Gervais Hakizimana

Personal information
- Citizenship: Rwanda
- Born: 5 September 1987 Nyaruguru, Rwanda
- Died: 11 February 2024 (aged 36) near Kaptagat, Kenya
- Years active: 2006 – c. 2016 (as athlete) c. 2016 – 2024 (as coach)

Sport
- Sport: Track and field running
- Now coaching: Kelvin Kiptum (until 2024)

= Gervais Hakizimana =

Rwandan athlete and coach (1987–2024)

Gervais Hakizimana (5 September 1987 – 11 February 2024) was a Rwandan track and field athlete and coach.

==Biography==
Gervais Hakizimana was born in Nyaruguru, Rwanda on 5 September 1987. At the age of 18 in 2006 he went to Kenya to train for the 2007 IAAF World Cross Country Championships. He fled Kenya during the 2007 post-election violence and went back to France. A few years later he returned to Kenya and trained in Chepkorio.

Hakizimana specialised in long-distance running and represented Rwanda at international competitions. He finished 17th in the 10,000 metres at the 2007 All-Africa Games, and competed at the IAAF World Half Marathon Championships at the 2007 edition, 2008 edition and 2009 edition as well as at the IAAF World Cross Country Championships in 2007, 2009 and 2011. On 28 May 2011 he set the Rwandan national record in the 3000 m steeplechase with a time of 8:39.05.

In 2015 he started struggling with injuries. He did not finish the 2016 London Marathon due to an injury which forced him to retire.

In early 2020 he went to Kenya, but due to the COVID-19 pandemic in Kenya he was not able to return to France. He met Kelvin Kiptum in this period and saw his potential after he ran two half marathons within 10 days.

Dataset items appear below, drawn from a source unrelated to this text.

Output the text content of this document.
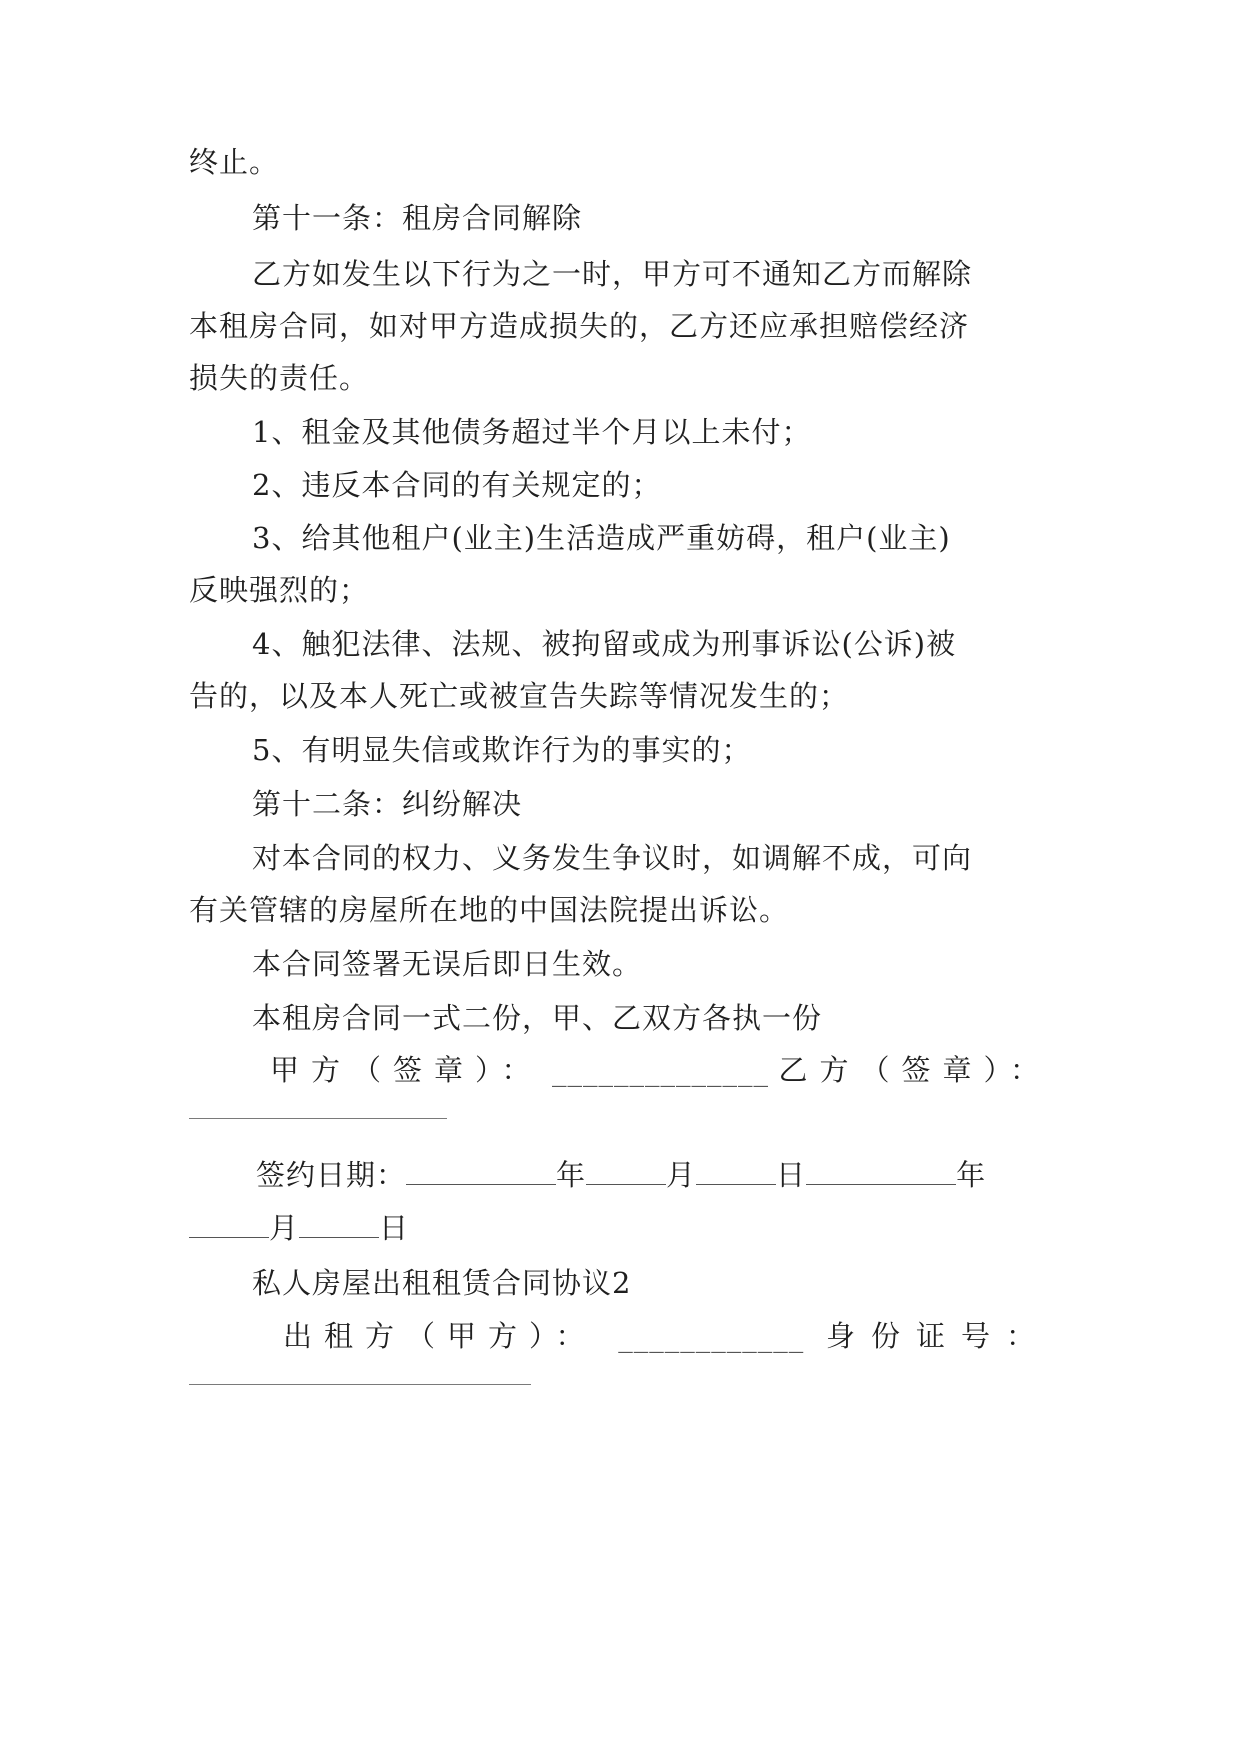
终止。
第十一条：租房合同解除
乙方如发生以下行为之一时，甲方可不通知乙方而解除
本租房合同，如对甲方造成损失的，乙方还应承担赔偿经济
损失的责任。
1、租金及其他债务超过半个月以上未付；
2、违反本合同的有关规定的；
3、给其他租户(业主)生活造成严重妨碍，租户(业主)
反映强烈的；
4、触犯法律、法规、被拘留或成为刑事诉讼(公诉)被
告的，以及本人死亡或被宣告失踪等情况发生的；
5、有明显失信或欺诈行为的事实的；
第十二条：纠纷解决
对本合同的权力、义务发生争议时，如调解不成，可向
有关管辖的房屋所在地的中国法院提出诉讼。
本合同签署无误后即日生效。
本租房合同一式二份，甲、乙双方各执一份
甲方（签章）： ______________ 乙方（签章）：
签约日期：	年	月	日	年
月	日
私人房屋出租租赁合同协议2
出租方（甲方）： ____________ 身份证号：
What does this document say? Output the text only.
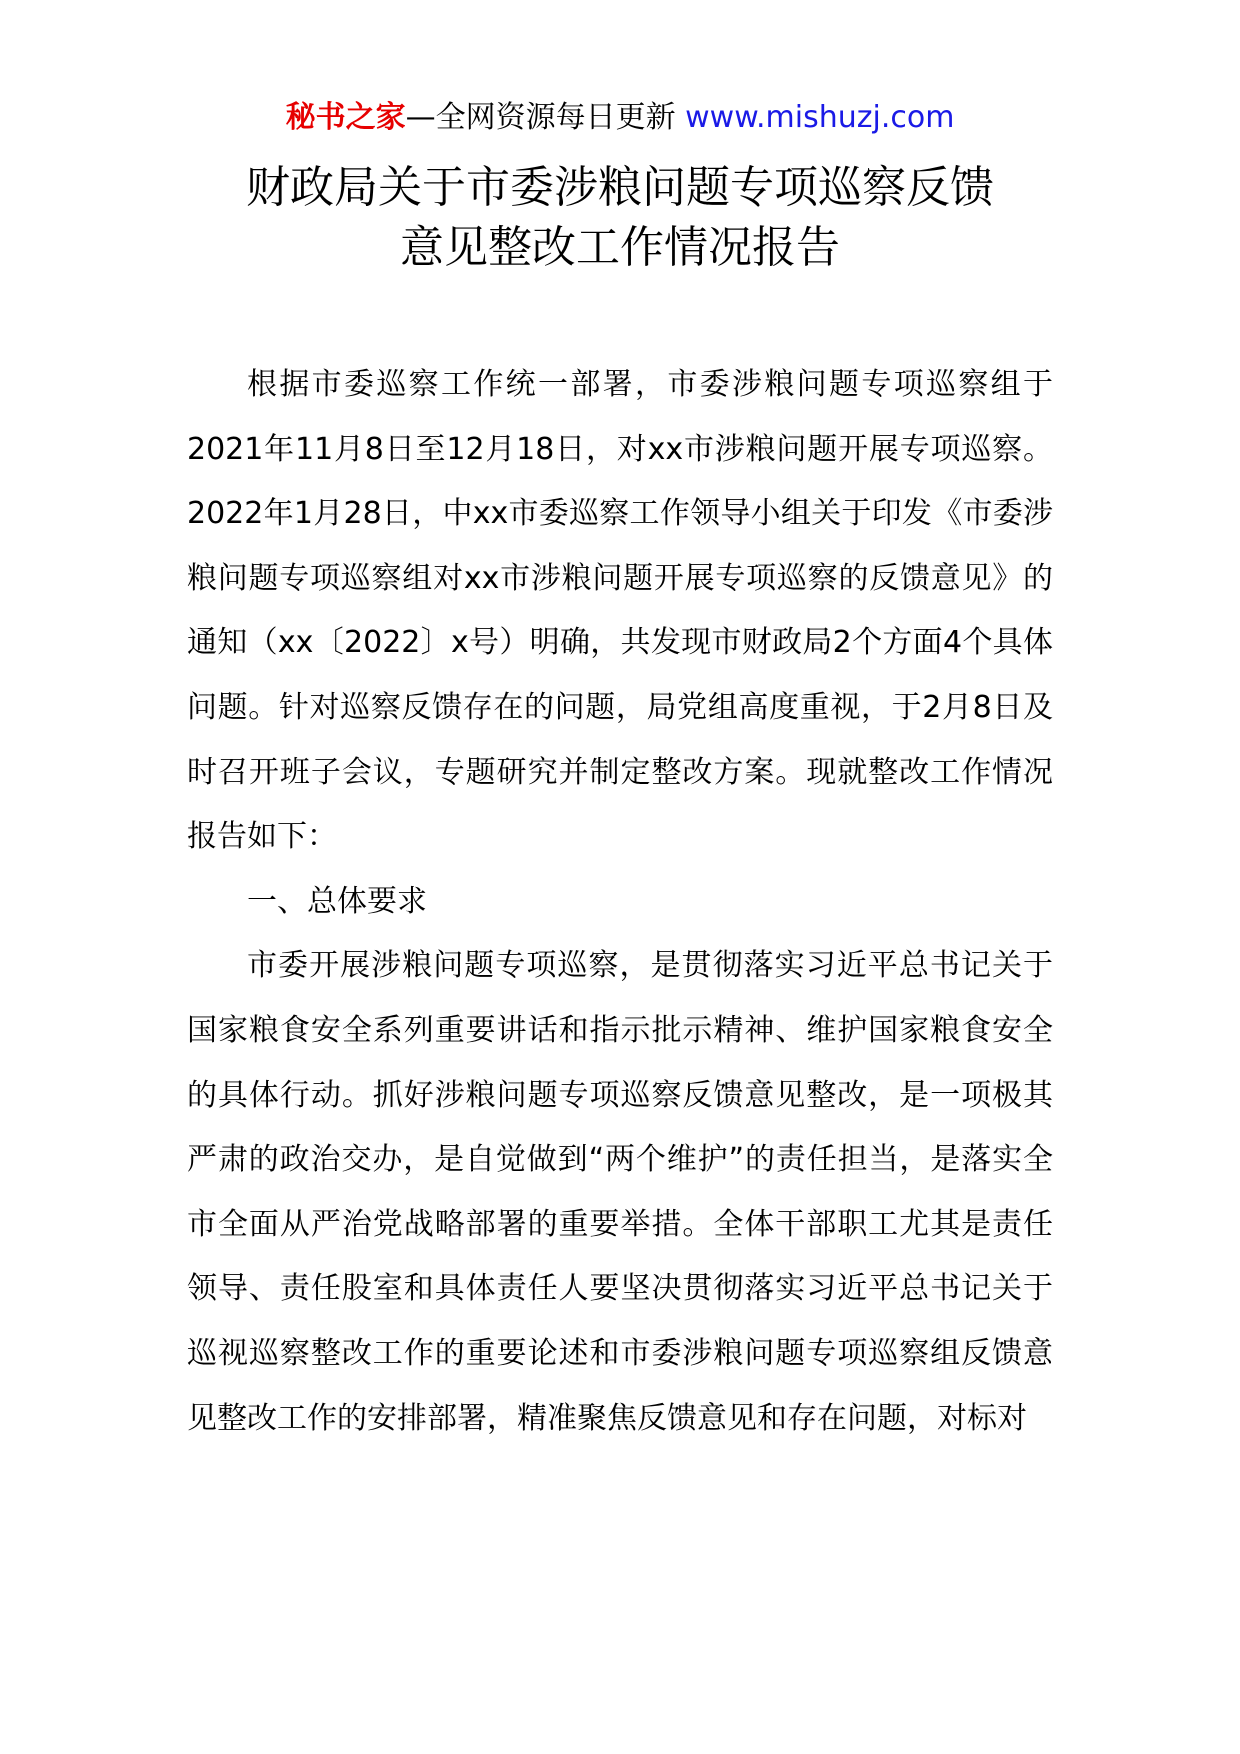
秘书之家—全网资源每日更新 www.mishuzj.com
财政局关于市委涉粮问题专项巡察反馈
意见整改工作情况报告

根据市委巡察工作统一部署，市委涉粮问题专项巡察组于2021年11月8日至12月18日，对xx市涉粮问题开展专项巡察。2022年1月28日，中xx市委巡察工作领导小组关于印发《市委涉粮问题专项巡察组对xx市涉粮问题开展专项巡察的反馈意见》的通知（xx〔2022〕x号）明确，共发现市财政局2个方面4个具体问题。针对巡察反馈存在的问题，局党组高度重视，于2月8日及时召开班子会议，专题研究并制定整改方案。现就整改工作情况报告如下：

一、总体要求

市委开展涉粮问题专项巡察，是贯彻落实习近平总书记关于国家粮食安全系列重要讲话和指示批示精神、维护国家粮食安全的具体行动。抓好涉粮问题专项巡察反馈意见整改，是一项极其严肃的政治交办，是自觉做到“两个维护”的责任担当，是落实全市全面从严治党战略部署的重要举措。全体干部职工尤其是责任领导、责任股室和具体责任人要坚决贯彻落实习近平总书记关于巡视巡察整改工作的重要论述和市委涉粮问题专项巡察组反馈意见整改工作的安排部署，精准聚焦反馈意见和存在问题，对标对
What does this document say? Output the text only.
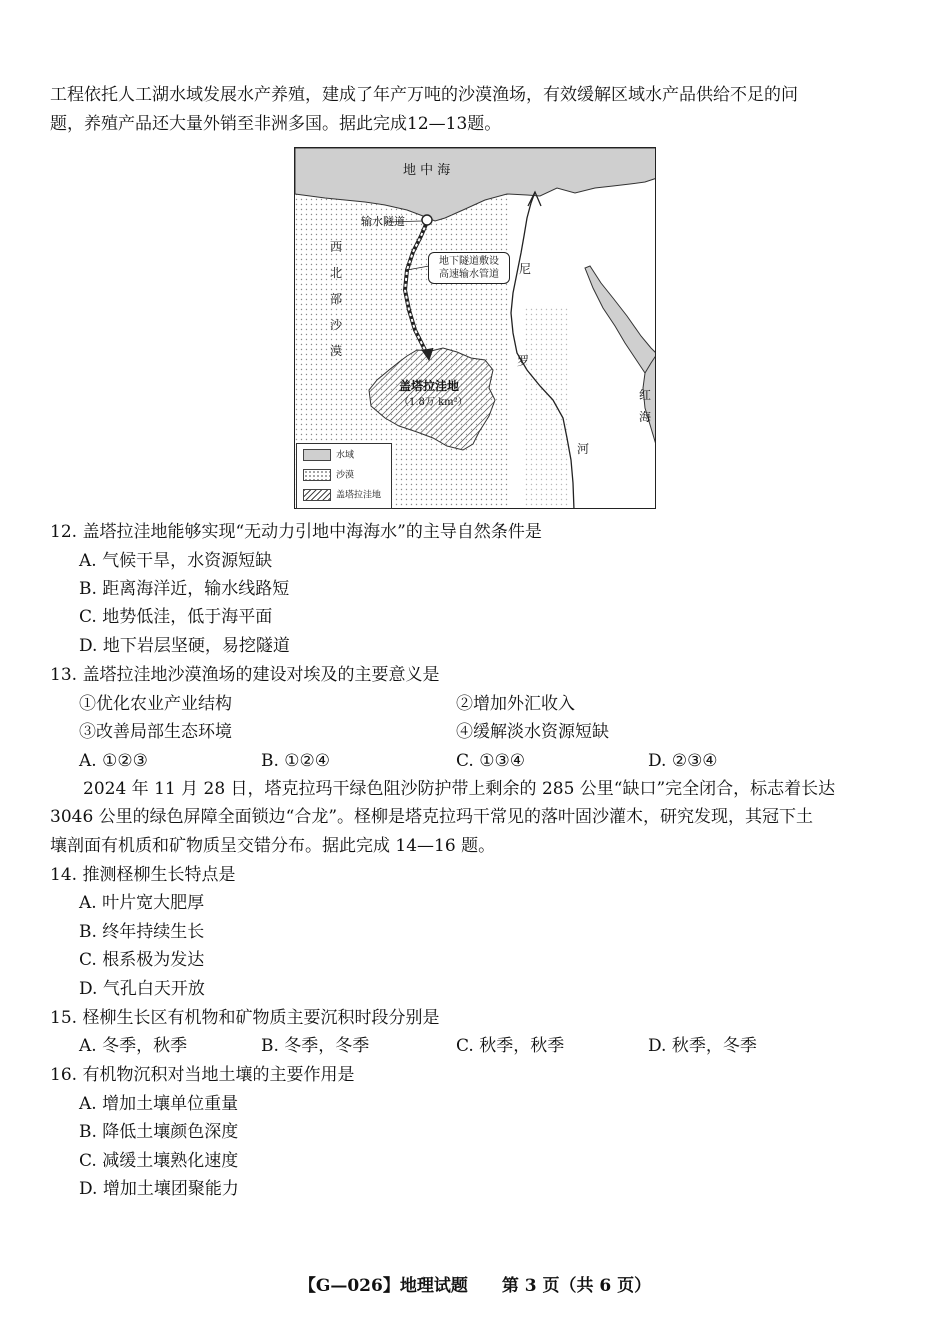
工程依托人工湖水域发展水产养殖，建成了年产万吨的沙漠渔场，有效缓解区域水产品供给不足的问
题，养殖产品还大量外销至非洲多国。据此完成12—13题。
地 中 海
输水隧道
西
北
部
沙
漠
尼
罗
河
红
海
盖塔拉洼地
（1.8万 km²）
地下隧道敷设
高速输水管道
水域
沙漠
盖塔拉洼地
12. 盖塔拉洼地能够实现“无动力引地中海海水”的主导自然条件是
A. 气候干旱，水资源短缺
B. 距离海洋近，输水线路短
C. 地势低洼，低于海平面
D. 地下岩层坚硬，易挖隧道
13. 盖塔拉洼地沙漠渔场的建设对埃及的主要意义是
①优化农业产业结构	②增加外汇收入
③改善局部生态环境	④缓解淡水资源短缺
A. ①②③	B. ①②④	C. ①③④	D. ②③④
2024 年 11 月 28 日，塔克拉玛干绿色阻沙防护带上剩余的 285 公里“缺口”完全闭合，标志着长达
3046 公里的绿色屏障全面锁边“合龙”。柽柳是塔克拉玛干常见的落叶固沙灌木，研究发现，其冠下土
壤剖面有机质和矿物质呈交错分布。据此完成 14—16 题。
14. 推测柽柳生长特点是
A. 叶片宽大肥厚
B. 终年持续生长
C. 根系极为发达
D. 气孔白天开放
15. 柽柳生长区有机物和矿物质主要沉积时段分别是
A. 冬季，秋季	B. 冬季，冬季	C. 秋季，秋季	D. 秋季，冬季
16. 有机物沉积对当地土壤的主要作用是
A. 增加土壤单位重量
B. 降低土壤颜色深度
C. 减缓土壤熟化速度
D. 增加土壤团聚能力
【G—026】地理试题　　第 3 页（共 6 页）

Hakizimana settled in France, where he studied and lived on and off for several years. Kelvin Kiptum asked Hakizimana via WhatsApp for training advice. From this, Hakizimana became his coach. Kiptum became the marathon world record holder and the only person in history to run the marathon in less than two hours and one minute.

Hakizimana and Kiptum died in a traffic collision near Kaptagat, Kenya on 11 February 2024. Hakizimana was 36.